Someone once said that it is easier to imagine the end of the world than to imagine the end of capitalism. We can now revise that and witness the attempt to imagine capitalism by way of imagining the end of the world. (Frederic Jameson)
I am in the theatre again, watching another disaster unfold. This theatre is in fact not a theatre at all but a small magnolia room in some municipal building in the centre of Maribor. We are squeezed along two walls, the rest of the space given up to the stage area. The room is a mess. A familiar assemblage of post-catastrophe trinkets; cardboard boxes, blood stained mattresses, buckets, tarpaulin, a table lamp, objects swaddled in bubble-wrap. Three figures chatter incessantly, ducking for cover at imagined sounds, circling each other with tiny silver pistols, dripping fake blood onto fake wounds, skittishly performing their rituals of animal survival. It’s the end of the world as we know it, as we’ve known it so many times before.
I watch and as I watch I remember all the times I have sat in similar performances watching the world coming to an end. The fake blood, the smoke machines, the failing lights, the mania, the old routines of modern life persisting into this catastrophic new world like the muscle memory of a thousand boring dinner parties. My own work has all-too-often been drawn in this same direction, seduced by fantasies of floods and riots and monster attacks, rooms filling with smoke both real and imagined. I have told stories of disasters that bring down whole cities, recreated with giddy melodrama by performers in giant Godzilla-shaped slippers.
This woozy millenarianism is I think a kind of longing; a longing for escape that can only name the place it is trying to escape from not where it might want to escape to. It is a kind of utopia perhaps, a version of Cicero’s idealised rural retreat for a time when nature no longer seems as distant and untouched by society as it once did; when capitalism appears so all-encompassing that its only opposite is total nothingness. As such these apocalyptic dreams are not so much born out of a fear of change, but rather a fear that nothing will ever change.
‘The terrible scenario is not that the world is going to end, but that it is not, and we are going to have to continue to live in it.’ This is how Karolina Babič begins her tour of Maribor. We are standing in the ageing ticket hall of the city’s modest railway station. We are here partly because it was the railway that built Maribor, a convenient junction on the journey between Austria and Italy, but also because its current emptiness is important. Not many people come to the city. Like so many places across Europe it is an industrial town stripped of its industry, struggling to cope in a global economy that no longer has much use for it. Karolina defines places by movement – a city is somewhere people go to, and a town is somewhere people stay, willingly or otherwise, and by these definitions Maribor is very definitely a town.

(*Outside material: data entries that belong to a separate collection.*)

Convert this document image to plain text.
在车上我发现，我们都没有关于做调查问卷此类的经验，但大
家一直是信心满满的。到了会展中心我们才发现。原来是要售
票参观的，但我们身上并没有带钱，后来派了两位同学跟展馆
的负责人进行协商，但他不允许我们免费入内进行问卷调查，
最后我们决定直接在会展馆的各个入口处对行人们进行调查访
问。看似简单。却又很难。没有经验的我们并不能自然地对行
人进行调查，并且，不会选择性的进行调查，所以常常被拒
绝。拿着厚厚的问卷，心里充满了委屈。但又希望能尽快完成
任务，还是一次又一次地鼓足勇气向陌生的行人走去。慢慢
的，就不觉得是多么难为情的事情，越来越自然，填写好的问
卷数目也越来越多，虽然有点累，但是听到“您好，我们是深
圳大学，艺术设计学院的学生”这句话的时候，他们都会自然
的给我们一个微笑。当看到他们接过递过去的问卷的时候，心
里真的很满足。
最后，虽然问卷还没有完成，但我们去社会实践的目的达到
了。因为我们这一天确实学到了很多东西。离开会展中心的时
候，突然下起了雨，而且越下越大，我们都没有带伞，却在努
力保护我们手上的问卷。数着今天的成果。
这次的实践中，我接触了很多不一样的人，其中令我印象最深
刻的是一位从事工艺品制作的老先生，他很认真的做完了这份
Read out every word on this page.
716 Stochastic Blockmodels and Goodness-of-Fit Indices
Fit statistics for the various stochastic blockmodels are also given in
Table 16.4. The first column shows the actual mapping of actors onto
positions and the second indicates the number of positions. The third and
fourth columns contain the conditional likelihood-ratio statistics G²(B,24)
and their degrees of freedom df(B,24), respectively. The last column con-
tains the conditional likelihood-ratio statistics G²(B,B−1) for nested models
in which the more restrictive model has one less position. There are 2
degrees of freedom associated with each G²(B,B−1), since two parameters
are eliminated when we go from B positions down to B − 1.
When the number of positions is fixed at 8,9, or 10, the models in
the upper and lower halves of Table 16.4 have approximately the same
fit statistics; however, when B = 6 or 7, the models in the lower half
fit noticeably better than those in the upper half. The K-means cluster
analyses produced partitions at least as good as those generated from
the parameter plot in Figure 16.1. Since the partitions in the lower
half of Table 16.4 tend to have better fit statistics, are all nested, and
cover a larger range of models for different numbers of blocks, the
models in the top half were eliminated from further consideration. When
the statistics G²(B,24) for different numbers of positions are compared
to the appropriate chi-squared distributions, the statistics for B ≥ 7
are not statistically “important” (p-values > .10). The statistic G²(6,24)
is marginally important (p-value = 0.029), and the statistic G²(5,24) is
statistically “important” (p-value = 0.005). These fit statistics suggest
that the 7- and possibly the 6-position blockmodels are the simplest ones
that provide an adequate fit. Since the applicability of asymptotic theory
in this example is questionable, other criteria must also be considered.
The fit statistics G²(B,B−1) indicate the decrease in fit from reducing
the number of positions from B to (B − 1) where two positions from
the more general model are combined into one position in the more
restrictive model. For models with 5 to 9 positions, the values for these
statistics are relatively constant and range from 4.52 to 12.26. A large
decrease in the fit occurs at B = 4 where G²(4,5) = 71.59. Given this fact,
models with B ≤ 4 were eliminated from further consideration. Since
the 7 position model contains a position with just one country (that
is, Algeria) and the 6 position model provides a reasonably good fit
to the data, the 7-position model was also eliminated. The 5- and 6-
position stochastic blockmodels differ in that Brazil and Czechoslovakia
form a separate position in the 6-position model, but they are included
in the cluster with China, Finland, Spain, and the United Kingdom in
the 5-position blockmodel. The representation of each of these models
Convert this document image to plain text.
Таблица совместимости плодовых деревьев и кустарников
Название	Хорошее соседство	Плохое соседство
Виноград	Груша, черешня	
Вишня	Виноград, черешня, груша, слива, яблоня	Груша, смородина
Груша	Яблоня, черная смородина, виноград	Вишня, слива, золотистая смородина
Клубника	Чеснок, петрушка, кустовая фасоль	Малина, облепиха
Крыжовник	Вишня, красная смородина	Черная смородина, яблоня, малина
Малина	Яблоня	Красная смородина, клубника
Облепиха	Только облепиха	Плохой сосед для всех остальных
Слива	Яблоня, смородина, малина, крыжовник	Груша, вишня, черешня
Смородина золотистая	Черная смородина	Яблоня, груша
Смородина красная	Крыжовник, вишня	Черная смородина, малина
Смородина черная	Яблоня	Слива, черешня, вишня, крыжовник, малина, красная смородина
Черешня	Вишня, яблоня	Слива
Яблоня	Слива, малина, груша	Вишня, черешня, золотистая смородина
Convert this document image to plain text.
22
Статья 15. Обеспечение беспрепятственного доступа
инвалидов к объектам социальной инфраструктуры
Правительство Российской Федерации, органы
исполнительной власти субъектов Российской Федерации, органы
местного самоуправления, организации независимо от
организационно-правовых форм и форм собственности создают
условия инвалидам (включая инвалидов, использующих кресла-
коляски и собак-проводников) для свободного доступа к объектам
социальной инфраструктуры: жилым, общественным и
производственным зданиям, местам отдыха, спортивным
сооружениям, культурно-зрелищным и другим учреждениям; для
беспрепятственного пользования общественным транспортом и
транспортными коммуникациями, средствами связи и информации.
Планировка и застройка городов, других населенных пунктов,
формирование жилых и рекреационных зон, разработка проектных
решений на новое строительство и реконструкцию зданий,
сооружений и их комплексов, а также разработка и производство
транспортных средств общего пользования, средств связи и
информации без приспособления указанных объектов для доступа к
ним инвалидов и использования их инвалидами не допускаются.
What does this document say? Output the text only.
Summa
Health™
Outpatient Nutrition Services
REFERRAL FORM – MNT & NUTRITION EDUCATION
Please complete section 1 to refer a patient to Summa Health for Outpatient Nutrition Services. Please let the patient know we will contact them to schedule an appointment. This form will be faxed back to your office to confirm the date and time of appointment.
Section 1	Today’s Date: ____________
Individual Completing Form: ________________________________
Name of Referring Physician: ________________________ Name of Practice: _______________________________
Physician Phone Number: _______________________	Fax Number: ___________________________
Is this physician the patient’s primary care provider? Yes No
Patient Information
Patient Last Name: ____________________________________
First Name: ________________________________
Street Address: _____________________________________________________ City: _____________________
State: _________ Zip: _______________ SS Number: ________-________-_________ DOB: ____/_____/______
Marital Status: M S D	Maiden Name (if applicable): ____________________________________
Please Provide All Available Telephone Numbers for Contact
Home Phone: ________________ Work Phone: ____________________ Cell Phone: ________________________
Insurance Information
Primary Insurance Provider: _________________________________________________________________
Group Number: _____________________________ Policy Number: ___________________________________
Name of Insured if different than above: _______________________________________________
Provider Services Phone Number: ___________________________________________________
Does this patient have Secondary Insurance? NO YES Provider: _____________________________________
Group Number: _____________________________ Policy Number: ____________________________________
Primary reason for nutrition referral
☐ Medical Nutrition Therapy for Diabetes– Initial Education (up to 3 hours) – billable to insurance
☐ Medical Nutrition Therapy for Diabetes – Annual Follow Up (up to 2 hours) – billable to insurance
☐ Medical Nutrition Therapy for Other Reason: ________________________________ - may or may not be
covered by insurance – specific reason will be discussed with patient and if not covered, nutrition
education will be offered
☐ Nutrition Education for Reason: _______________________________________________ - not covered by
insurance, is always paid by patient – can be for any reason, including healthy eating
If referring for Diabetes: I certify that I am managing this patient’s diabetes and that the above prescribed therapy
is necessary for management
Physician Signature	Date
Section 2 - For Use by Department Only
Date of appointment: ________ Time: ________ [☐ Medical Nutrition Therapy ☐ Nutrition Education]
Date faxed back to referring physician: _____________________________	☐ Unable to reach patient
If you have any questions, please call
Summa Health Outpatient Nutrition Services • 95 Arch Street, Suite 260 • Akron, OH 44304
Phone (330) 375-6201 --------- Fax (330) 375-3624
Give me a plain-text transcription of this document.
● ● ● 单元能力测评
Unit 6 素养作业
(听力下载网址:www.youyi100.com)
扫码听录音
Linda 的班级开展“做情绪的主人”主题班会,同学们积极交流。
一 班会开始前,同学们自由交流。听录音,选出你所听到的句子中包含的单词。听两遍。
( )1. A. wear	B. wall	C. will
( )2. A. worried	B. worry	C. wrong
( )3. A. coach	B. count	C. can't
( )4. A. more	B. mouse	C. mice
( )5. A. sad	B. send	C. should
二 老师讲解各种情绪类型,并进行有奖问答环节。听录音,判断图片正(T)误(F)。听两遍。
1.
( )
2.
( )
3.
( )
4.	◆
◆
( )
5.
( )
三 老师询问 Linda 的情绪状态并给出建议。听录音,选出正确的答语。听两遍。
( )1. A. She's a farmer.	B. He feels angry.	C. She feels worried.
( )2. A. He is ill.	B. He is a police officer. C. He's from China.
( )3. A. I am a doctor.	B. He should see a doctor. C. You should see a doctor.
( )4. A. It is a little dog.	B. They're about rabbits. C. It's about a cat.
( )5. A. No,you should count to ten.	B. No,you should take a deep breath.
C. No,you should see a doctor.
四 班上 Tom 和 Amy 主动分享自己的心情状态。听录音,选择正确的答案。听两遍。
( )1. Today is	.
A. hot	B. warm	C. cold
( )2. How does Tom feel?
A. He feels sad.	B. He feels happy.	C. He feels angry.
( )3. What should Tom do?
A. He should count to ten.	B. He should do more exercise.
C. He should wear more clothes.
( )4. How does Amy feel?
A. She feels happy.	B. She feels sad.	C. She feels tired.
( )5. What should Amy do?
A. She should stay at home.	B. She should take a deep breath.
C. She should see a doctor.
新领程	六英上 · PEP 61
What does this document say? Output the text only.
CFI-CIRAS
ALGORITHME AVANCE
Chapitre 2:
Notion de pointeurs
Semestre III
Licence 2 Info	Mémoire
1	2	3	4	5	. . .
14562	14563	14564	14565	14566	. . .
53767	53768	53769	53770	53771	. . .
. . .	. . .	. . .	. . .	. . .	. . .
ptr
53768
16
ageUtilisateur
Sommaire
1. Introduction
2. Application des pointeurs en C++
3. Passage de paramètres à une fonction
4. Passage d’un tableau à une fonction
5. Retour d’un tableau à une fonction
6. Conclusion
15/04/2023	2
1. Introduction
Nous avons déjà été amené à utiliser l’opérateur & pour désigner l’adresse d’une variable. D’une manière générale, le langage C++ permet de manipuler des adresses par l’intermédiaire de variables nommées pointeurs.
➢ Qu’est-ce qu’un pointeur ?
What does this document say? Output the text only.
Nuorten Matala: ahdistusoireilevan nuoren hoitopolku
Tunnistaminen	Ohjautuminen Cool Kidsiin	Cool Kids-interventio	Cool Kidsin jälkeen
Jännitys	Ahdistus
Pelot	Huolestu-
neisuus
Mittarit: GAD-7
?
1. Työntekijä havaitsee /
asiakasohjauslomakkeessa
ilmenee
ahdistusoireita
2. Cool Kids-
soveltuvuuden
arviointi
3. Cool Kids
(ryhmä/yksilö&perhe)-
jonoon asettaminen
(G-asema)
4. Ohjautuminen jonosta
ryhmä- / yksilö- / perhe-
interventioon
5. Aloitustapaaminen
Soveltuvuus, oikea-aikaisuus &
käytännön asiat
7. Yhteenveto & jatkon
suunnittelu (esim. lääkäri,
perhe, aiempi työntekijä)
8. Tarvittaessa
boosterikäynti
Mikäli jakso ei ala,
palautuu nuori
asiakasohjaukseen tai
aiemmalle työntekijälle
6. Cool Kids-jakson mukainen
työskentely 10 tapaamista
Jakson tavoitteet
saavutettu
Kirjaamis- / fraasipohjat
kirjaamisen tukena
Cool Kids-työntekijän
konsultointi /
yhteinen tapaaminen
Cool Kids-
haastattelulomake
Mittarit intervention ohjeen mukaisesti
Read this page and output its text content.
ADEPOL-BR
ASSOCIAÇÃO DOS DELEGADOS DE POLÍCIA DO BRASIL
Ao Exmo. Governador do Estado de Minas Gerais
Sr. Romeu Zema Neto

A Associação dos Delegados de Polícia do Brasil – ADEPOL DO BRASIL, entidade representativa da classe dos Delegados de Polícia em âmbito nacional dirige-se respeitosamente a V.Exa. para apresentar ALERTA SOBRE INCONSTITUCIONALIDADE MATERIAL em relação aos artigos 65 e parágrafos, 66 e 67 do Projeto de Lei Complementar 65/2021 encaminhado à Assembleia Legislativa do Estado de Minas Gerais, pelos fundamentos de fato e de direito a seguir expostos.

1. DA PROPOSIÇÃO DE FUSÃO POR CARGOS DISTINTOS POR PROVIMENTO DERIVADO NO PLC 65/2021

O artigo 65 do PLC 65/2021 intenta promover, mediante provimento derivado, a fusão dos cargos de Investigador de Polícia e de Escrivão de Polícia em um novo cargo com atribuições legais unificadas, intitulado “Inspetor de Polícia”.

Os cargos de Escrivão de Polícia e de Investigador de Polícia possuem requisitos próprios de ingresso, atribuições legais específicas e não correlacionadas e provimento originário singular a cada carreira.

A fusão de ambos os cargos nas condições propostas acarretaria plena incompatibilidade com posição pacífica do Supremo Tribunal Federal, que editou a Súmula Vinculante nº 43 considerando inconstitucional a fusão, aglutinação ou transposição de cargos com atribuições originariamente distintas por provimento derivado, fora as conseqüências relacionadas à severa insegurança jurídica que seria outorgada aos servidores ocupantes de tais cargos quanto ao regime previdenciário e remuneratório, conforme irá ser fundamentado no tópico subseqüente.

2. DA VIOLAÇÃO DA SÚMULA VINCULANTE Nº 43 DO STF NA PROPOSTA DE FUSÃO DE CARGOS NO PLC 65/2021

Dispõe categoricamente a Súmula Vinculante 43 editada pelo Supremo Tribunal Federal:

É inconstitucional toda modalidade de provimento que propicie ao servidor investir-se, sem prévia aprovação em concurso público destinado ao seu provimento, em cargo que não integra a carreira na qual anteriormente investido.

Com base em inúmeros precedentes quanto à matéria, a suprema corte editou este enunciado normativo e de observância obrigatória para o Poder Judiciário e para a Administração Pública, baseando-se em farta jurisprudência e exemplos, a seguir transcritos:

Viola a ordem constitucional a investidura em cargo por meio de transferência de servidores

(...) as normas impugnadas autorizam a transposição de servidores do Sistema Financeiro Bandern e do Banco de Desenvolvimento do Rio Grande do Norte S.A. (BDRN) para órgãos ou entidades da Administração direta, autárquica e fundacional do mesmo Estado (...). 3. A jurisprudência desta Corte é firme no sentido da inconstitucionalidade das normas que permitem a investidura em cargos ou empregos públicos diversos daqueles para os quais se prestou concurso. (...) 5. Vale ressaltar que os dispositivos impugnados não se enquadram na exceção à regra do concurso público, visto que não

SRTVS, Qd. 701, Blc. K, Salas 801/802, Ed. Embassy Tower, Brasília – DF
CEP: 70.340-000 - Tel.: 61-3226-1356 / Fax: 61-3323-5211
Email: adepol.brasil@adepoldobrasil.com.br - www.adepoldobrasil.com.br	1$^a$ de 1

All our collected stories of romantic annihilation have little to offer to a place struggling with the very ordinary problems of deindustrialisation, a global recession, out-of-town shopping centres and chronic underemployment. Instead Karolina tells us a story of what it means to stay. She tells us about the slow and unglamorous work of transforming a city and a community through economic policy and social enterprise. We visit thrift stores and bicycle repair shops. We hear about strategies for getting the long term unemployed back into work and laws that enable new social enterprises to secure three years of free rent in government-owned properties. Later in another conversation with a group of local artists we will hear similar stories of slow and careful development – of new collaborations forged in moments of collective adversity. Stories of the time dedicated by those who stayed – theatres built by hand in empty casinos and old nightclubs, exhibitions presented in living rooms and public toilets. The first fragile shoots of something didn’t exist before.
What emerges from these stories, and from the city itself, is a collective attempt at re-making Maribor as a site of collective ownership and collective responsibility. A polis, with no distinction made between the city and its people. A place that is held together by something more than commerce. At a time when the desire to leave my own city has, for a variety of reasons, never felt stronger, it is heartening to see in this quietly beautiful city what it might mean to remain.